General characteristics
- Type: PCE-842-class patrol craft
- Displacement: 850 long tons (864 t)
- Length: 184 ft 6 in (56.24 m)
- Beam: 33 ft (10 m)
- Draft: 9 ft (2.7 m)
- Propulsion: 2 × 1,800 hp (1,342 kW) General Motors 12-278A diesel engines; Falk single reduction gear; 2 shafts;
- Speed: 15.7 knots (29.1 km/h; 18.1 mph)
- Complement: 110 officers and enlisted
- Armament: 4 × single 20 mm gun mounts

= USS Parris Island =

USS Parris Island (AG-72) was a patrol craft escort named for Parris Island, South Carolina (part of the Sea Islands chain, and home to Marine Corps Recruit Depot Parris Island since 1915).

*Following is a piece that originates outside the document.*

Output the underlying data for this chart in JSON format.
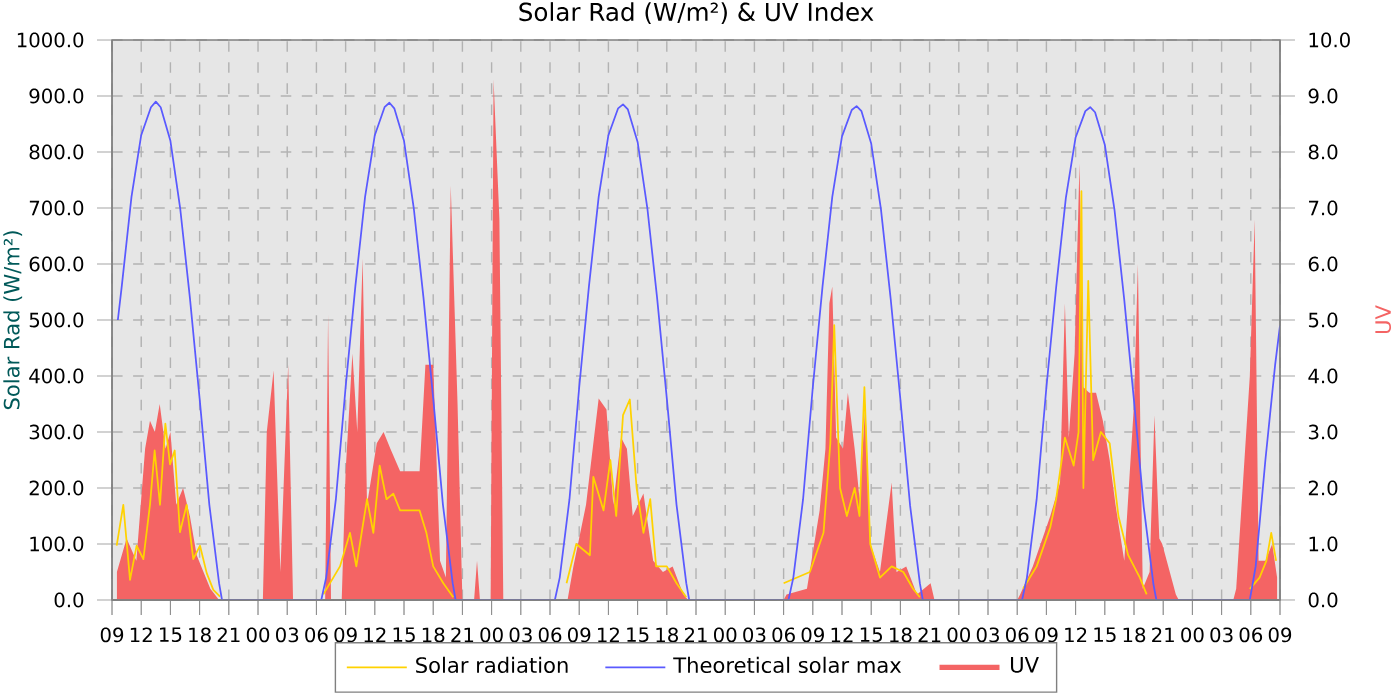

Originally built as PCE–901, she was laid down on 10 May 1943 by the Willamette Iron and Steel Corporation of Portland, Oregon; launched on 8 July 1943; reclassified USS Parris Island (AG–72) on 28 April 1944; and placed in service on 30 October 1944.

==Service history==
Parris Island was assigned to the Commandant 13th Naval District on 14 November 1944, upon completion of shakedown trials, and was transferred to the 11th Naval District on 26 November. She performed coastal duties until she was placed out of service on 19 June 1947. She was struck from the Naval Vessel Register on 1 August 1947 and turned over to the Maritime Commission on 20 January 1948 at San Diego.

In 1948, Parris Island was sold to Honduran registry. She retained her original name, serving as M/V Parris Island, and continued in this capacity into 1970. She foundered on 8 August 1989 and was scrapped in situ in 1996.